Cambia el ruido de la ciudad por la costa salvaje de Baja navegando de Los Cabos a La Paz y Playa Balandra. Nada o haz snorkel en aguas claras, recorre calas en kayak y comparte comida en cubierta con nuevos amigos, todo con transporte y guías que mantienen un ambiente relajado. A veces, son esos momentos tranquilos en el barco los que más se quedan.
Lo admito: casi me doy de baja cuando sonó mi alarma a las 5:30 en Los Cabos. Pero en cuanto nos subimos a la van—todavía bostezando—y empezamos a recorrer la costa del Pacífico, ya estaba bien despierto.
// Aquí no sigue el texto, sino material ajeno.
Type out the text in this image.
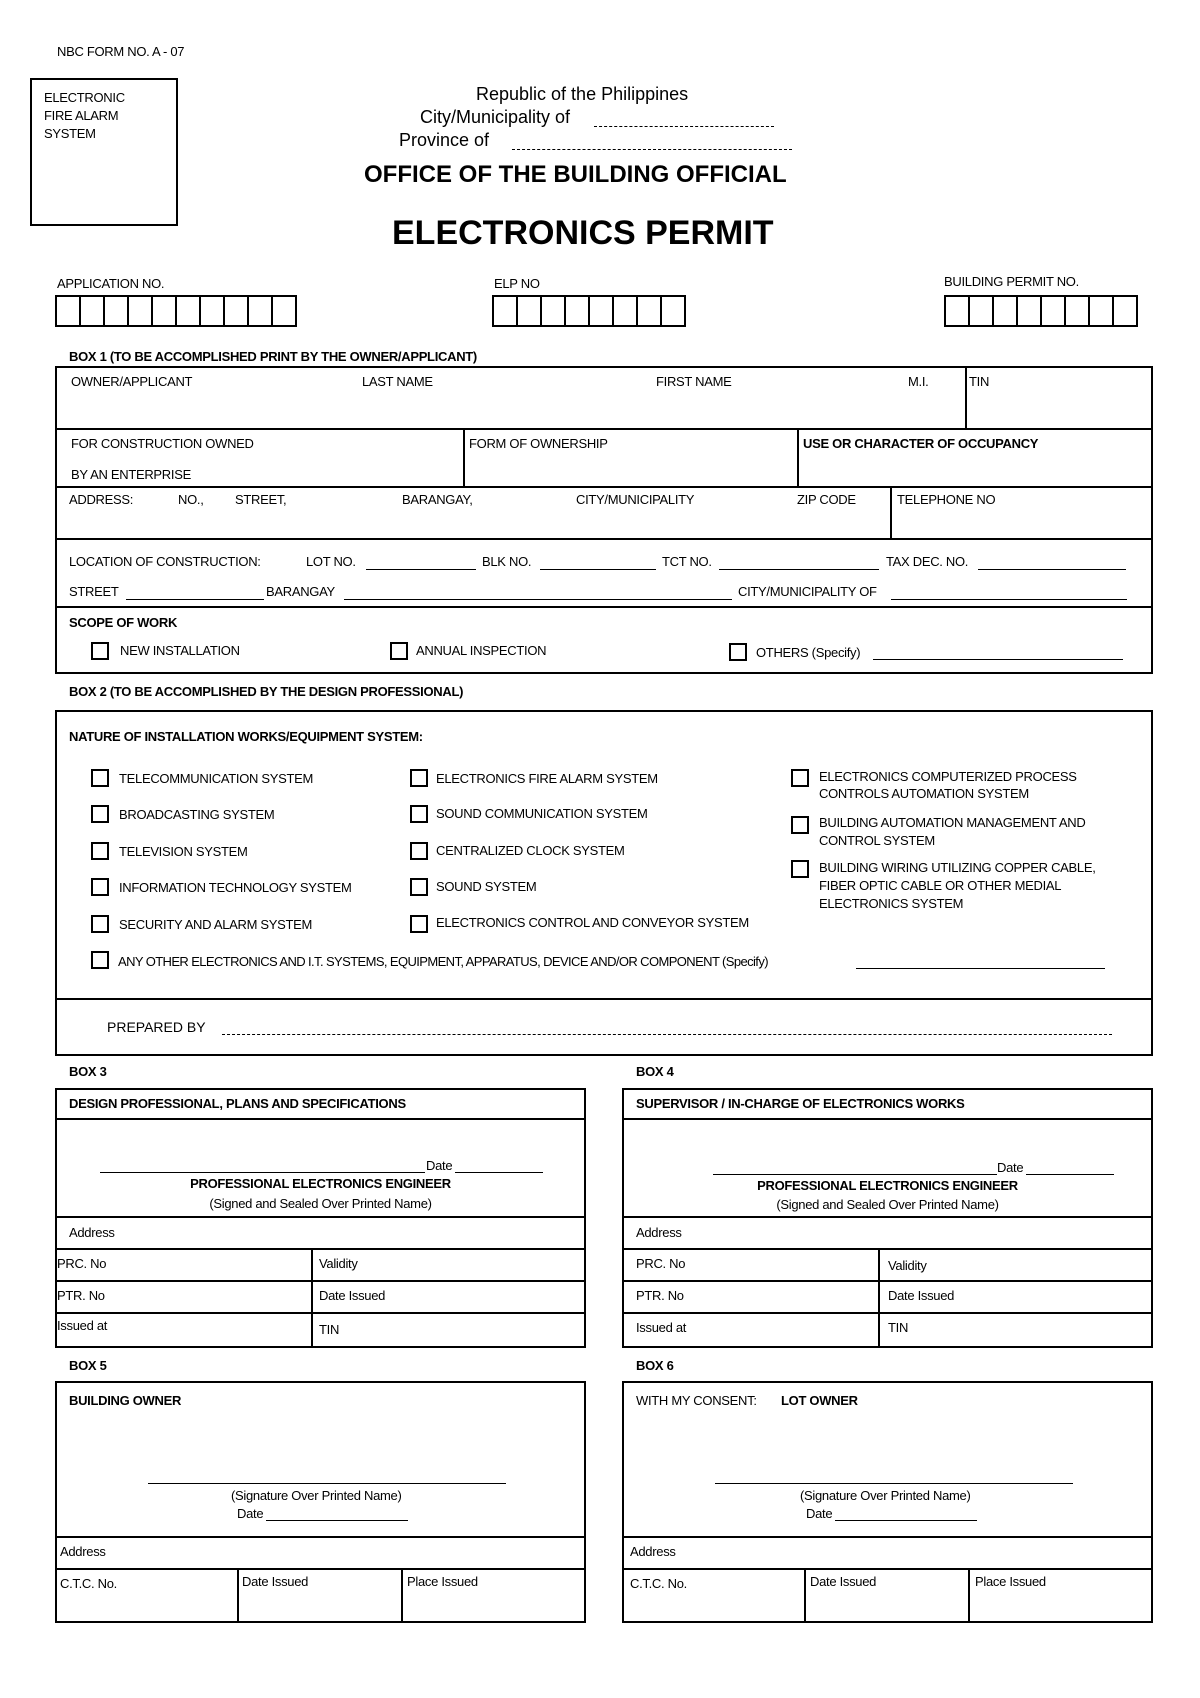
NBC FORM NO. A - 07
ELECTRONIC
FIRE ALARM
SYSTEM
Republic of the Philippines
City/Municipality of
Province of
OFFICE OF THE BUILDING OFFICIAL
ELECTRONICS PERMIT
APPLICATION NO.	ELP NO	BUILDING PERMIT NO.
BOX 1 (TO BE ACCOMPLISHED PRINT BY THE OWNER/APPLICANT)
OWNER/APPLICANT	LAST NAME	FIRST NAME	M.I.	TIN
FOR CONSTRUCTION OWNED
BY AN ENTERPRISE
FORM OF OWNERSHIP	USE OR CHARACTER OF OCCUPANCY
ADDRESS:	NO., STREET,	BARANGAY,	CITY/MUNICIPALITY	ZIP CODE	TELEPHONE NO
LOCATION OF CONSTRUCTION:	LOT NO.	BLK NO.	TCT NO.	TAX DEC. NO.
STREET	BARANGAY	CITY/MUNICIPALITY OF
SCOPE OF WORK
NEW INSTALLATION	ANNUAL INSPECTION	OTHERS (Specify)
BOX 2 (TO BE ACCOMPLISHED BY THE DESIGN PROFESSIONAL)
NATURE OF INSTALLATION WORKS/EQUIPMENT SYSTEM:
TELECOMMUNICATION SYSTEM
BROADCASTING SYSTEM
TELEVISION SYSTEM
INFORMATION TECHNOLOGY SYSTEM
SECURITY AND ALARM SYSTEM
ELECTRONICS FIRE ALARM SYSTEM
SOUND COMMUNICATION SYSTEM
CENTRALIZED CLOCK SYSTEM
SOUND SYSTEM
ELECTRONICS CONTROL AND CONVEYOR SYSTEM
ELECTRONICS COMPUTERIZED PROCESS
CONTROLS AUTOMATION SYSTEM
BUILDING AUTOMATION MANAGEMENT AND
CONTROL SYSTEM
BUILDING WIRING UTILIZING COPPER CABLE,
FIBER OPTIC CABLE OR OTHER MEDIAL
ELECTRONICS SYSTEM
ANY OTHER ELECTRONICS AND I.T. SYSTEMS, EQUIPMENT, APPARATUS, DEVICE AND/OR COMPONENT (Specify)
PREPARED BY
BOX 3
DESIGN PROFESSIONAL, PLANS AND SPECIFICATIONS
Date
PROFESSIONAL ELECTRONICS ENGINEER
(Signed and Sealed Over Printed Name)
Address
PRC. No	Validity
PTR. No	Date Issued
Issued at	TIN
BOX 4
SUPERVISOR / IN-CHARGE OF ELECTRONICS WORKS
Date
PROFESSIONAL ELECTRONICS ENGINEER
(Signed and Sealed Over Printed Name)
Address
PRC. No	Validity
PTR. No	Date Issued
Issued at	TIN
BOX 5
BUILDING OWNER
(Signature Over Printed Name)
Date
Address
C.T.C. No.	Date Issued	Place Issued
BOX 6
WITH MY CONSENT: LOT OWNER
(Signature Over Printed Name)
Date
Address
C.T.C. No.	Date Issued	Place Issued
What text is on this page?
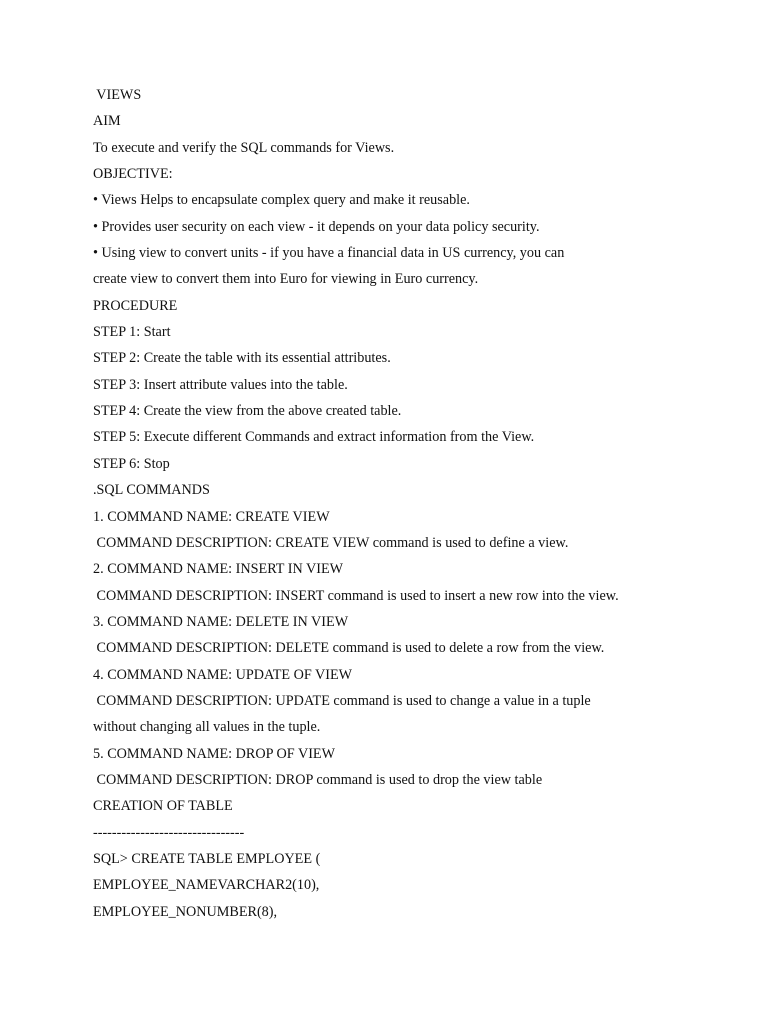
VIEWS
AIM
To execute and verify the SQL commands for Views.
OBJECTIVE:
• Views Helps to encapsulate complex query and make it reusable.
• Provides user security on each view - it depends on your data policy security.
• Using view to convert units - if you have a financial data in US currency, you can
create view to convert them into Euro for viewing in Euro currency.
PROCEDURE
STEP 1: Start
STEP 2: Create the table with its essential attributes.
STEP 3: Insert attribute values into the table.
STEP 4: Create the view from the above created table.
STEP 5: Execute different Commands and extract information from the View.
STEP 6: Stop
.SQL COMMANDS
1. COMMAND NAME: CREATE VIEW
COMMAND DESCRIPTION: CREATE VIEW command is used to define a view.
2. COMMAND NAME: INSERT IN VIEW
COMMAND DESCRIPTION: INSERT command is used to insert a new row into the view.
3. COMMAND NAME: DELETE IN VIEW
COMMAND DESCRIPTION: DELETE command is used to delete a row from the view.
4. COMMAND NAME: UPDATE OF VIEW
COMMAND DESCRIPTION: UPDATE command is used to change a value in a tuple
without changing all values in the tuple.
5. COMMAND NAME: DROP OF VIEW
COMMAND DESCRIPTION: DROP command is used to drop the view table
CREATION OF TABLE
--------------------------------
SQL> CREATE TABLE EMPLOYEE (
EMPLOYEE_NAMEVARCHAR2(10),
EMPLOYEE_NONUMBER(8),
Nuestro chofer Mario señaló un grupo de delfines (casi me los pierdo, estaba más ocupado con mi café). El camino a La Paz es más largo de lo que pensaba, pero ver cómo el desierto se funde con el mar azul fue casi hipnótico. Alguien detrás de mí tarareaba la radio—se sentía como buena señal.
En el puerto de Pichilingue, el catamarán parecía demasiado limpio para tocarlo. La tripulación nos recibió con bromas y café fuerte; intenté unas palabras en español y me respondieron con risas amigables (mi acento… no es el mejor). Al zarpar por el Mar de Cortés, una brisa salada hacía que todo supiera más intenso—hasta la fruta que pasaban para el desayuno. Nuestra guía Ana explicó que Playa Balandra ahora está protegida—sin grandes hoteles ni motos acuáticas—y eso me hizo querer conocerla aún más antes de llegar.
El agua en Playa Balandra es realmente así de cristalina. Cuando me lancé a hacer snorkel (con algo de miedo—no soy Jacques Cousteau), vi pececitos neón que se escondían entre las rocas. La arena se sentía como polvo bajo los pies, casi fría comparada con el sol en mi espalda. Algunos se fueron en kayak hacia unas rocas con forma de champiñón; otros flotaban con bebidas del bar abierto. La comida fue sencilla pero fresca—ceviche y tortillas—y comí demasiado porque todo sabe mejor después de nadar. Hubo un momento en que todos nos quedamos en silencio en la cubierta, quemados por el sol y felices, sin decir mucho.
Ese silencio todavía me viene a la mente—ese tipo de calma que solo sientes después de un día largo al aire libre con extraños que al atardecer ya se sienten cercanos. De regreso a Cabo, la gente se dormía o compartía fotos en voz baja. No fue nada ostentoso ni perfecto (definitivamente perdí mis gafas de sol en el barco), pero si buscas una excursión real desde Los Cabos que se sienta sencilla y auténtica… seguro que aquí la encuentras.
El tour de día completo incluye un paseo panorámico a La Paz y unas dos horas de navegación ida y vuelta entre el puerto de Pichilingue y Playa Balandra.
Sí, el transporte en vehículo con aire acondicionado está incluido desde hoteles en Cabo San Lucas y San José del Cabo.
Sí, se sirven desayuno y comida a bordo junto con un bar abierto con bebidas durante todo el recorrido.
Se proporciona equipo para snorkel y la actividad está incluida si el clima lo permite; de lo contrario, puede cancelarse por seguridad.
Sí, hay kayaks para que los invitados los usen durante su tiempo en Playa Balandra.
El viaje en catamarán incluye guías locales amigables que comparten información sobre La Paz y Playa Balandra durante el recorrido.
Debes llevar traje de baño, bloqueador solar, gorra, toalla, cámara o teléfono (y quizás gafas de sol—ya estás avisado).
Tu día incluye transporte desde tu hotel en Los Cabos en vehículo con aire acondicionado, desayuno y comida a bordo de un catamarán francés con bar abierto (cerveza, licores, refrescos), además del uso de equipo de snorkel y kayaks para explorar Playa Balandra antes de regresar cómodamente al final de la tarde.